The Reign of Terror rages in France, and many an innocent aristocrat falls prey to the guillotine. But quite a few seem to be miraculously escaping their fate, thanks to an enigmatic rescuer who always leaves his calling card: a drawing of a little red flower, THE SCARLET PIMPERNEL. His identity's a secret to everybody except the 19 young gentlemen who've sworn allegiance to him, but all of England cheers him on -- including Lady Blakeney, formerly Marguerite St. Just of the Comedie Française, married to the rich, handsome, fashionable, but dimwitted Sir Percy Blakeney, who's been politely detached since their wedding day. Her brother Armand, still in France, falls into the hands of murderous revolutionaries, and the villainous Chauvelin gives her a choice: Help Chauvelin catch the Pimpernel and send him to certain death, or let the hero stay free at the cost of her brother's life. What the reader knows but she doesn't: The Pimpernel is none other than Sir Percy, who loves her madly but doesn't trust her a bit because of something in her previous life. Suspense, romantic misunderstandings, dramatic reversals, and epic adventures ensue.

Is it any good?

A hit with readers and audiences for more than a century, The Scarlet Pimpernel remains not only a ripping adventure and a swoony romance but also a lasting, influential pop-cultural creation. Generations of superheroes took the lead of the Pimpernel, who pioneered the concept of the secret identity, and a swarm of deceptively dim aristocratic detectives (such as Lord Peter Wimsey) hark back to Sir Percy. The Kinks' pop song "Dedicated Follower of Fashion" takes its verse form and its lyrics from the tale. The story itself is such a classic that it's being "reimagined" to this day.

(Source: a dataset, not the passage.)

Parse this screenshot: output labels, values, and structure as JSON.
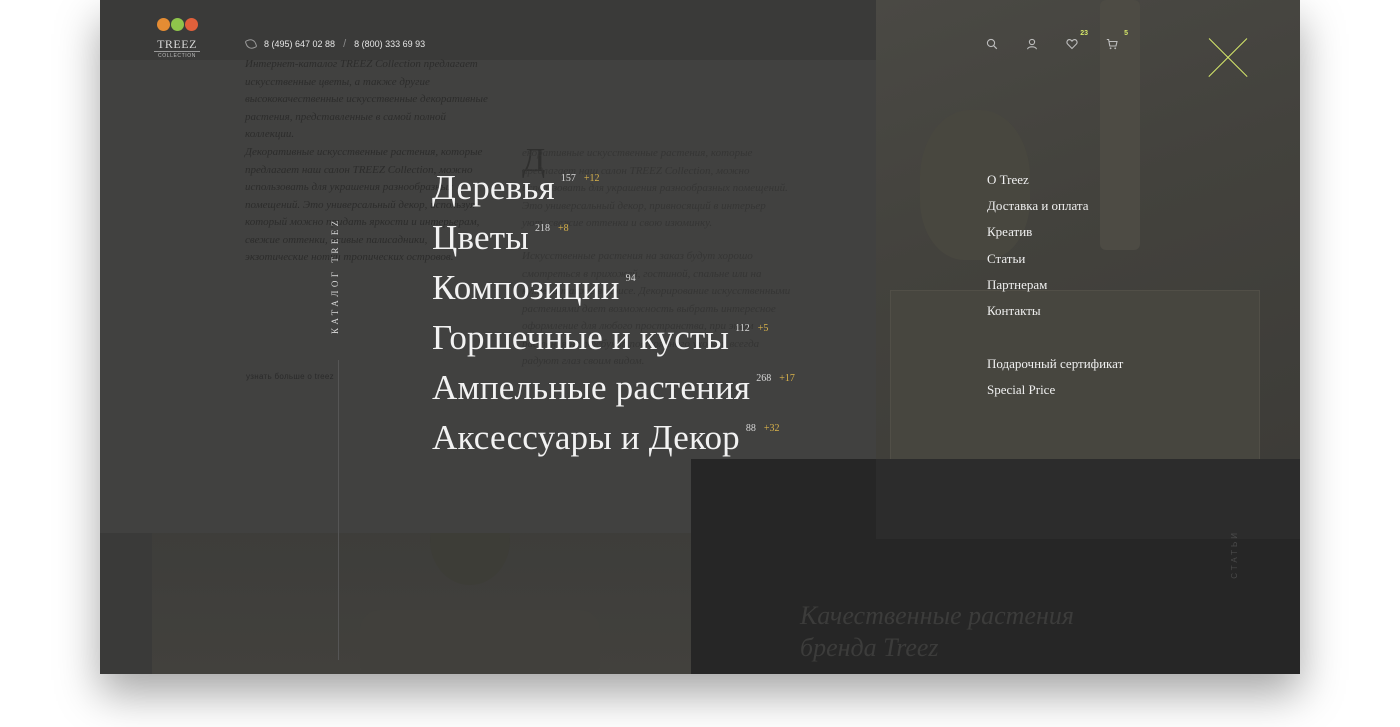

When The Scarlet Pimpernel first appeared in 1905 (as a stage production; the book came out later that year), critics panned it as "old-fashioned," but audiences loved it. They also loved the two movies it spawned and the numerous sequels the Baroness Orczy produced for the next 40 years. Today, it's even more old-fashioned, from its flowery language to its outmoded prejudices -- and still a riveting page-turner with constant danger, impossible ethical quandaries, a dastardly villain, a resourceful and brave hero, and determined Marguerite trying to sort it all out before it's too late.

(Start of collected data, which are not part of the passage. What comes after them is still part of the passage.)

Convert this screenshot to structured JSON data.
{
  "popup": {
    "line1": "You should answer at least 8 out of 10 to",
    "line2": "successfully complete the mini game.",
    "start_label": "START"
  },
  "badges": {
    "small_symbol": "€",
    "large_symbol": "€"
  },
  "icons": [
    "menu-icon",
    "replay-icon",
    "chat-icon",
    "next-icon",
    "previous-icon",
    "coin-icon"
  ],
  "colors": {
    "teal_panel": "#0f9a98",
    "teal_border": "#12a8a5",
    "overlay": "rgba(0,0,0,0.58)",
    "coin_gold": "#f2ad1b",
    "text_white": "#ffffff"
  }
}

Talk to your kids about ...

  • Families can talk about why stories of the French Revolution have always been popular. How might they be relevant to today's world?

  • Do you know any other stories about people who faced danger and death to save innocents from their would-be killers? Do you have any favorite characters? What do you like about them?

  • If you could go back in time and become a character in historical events, where would you go? Whom would you be? What would you do?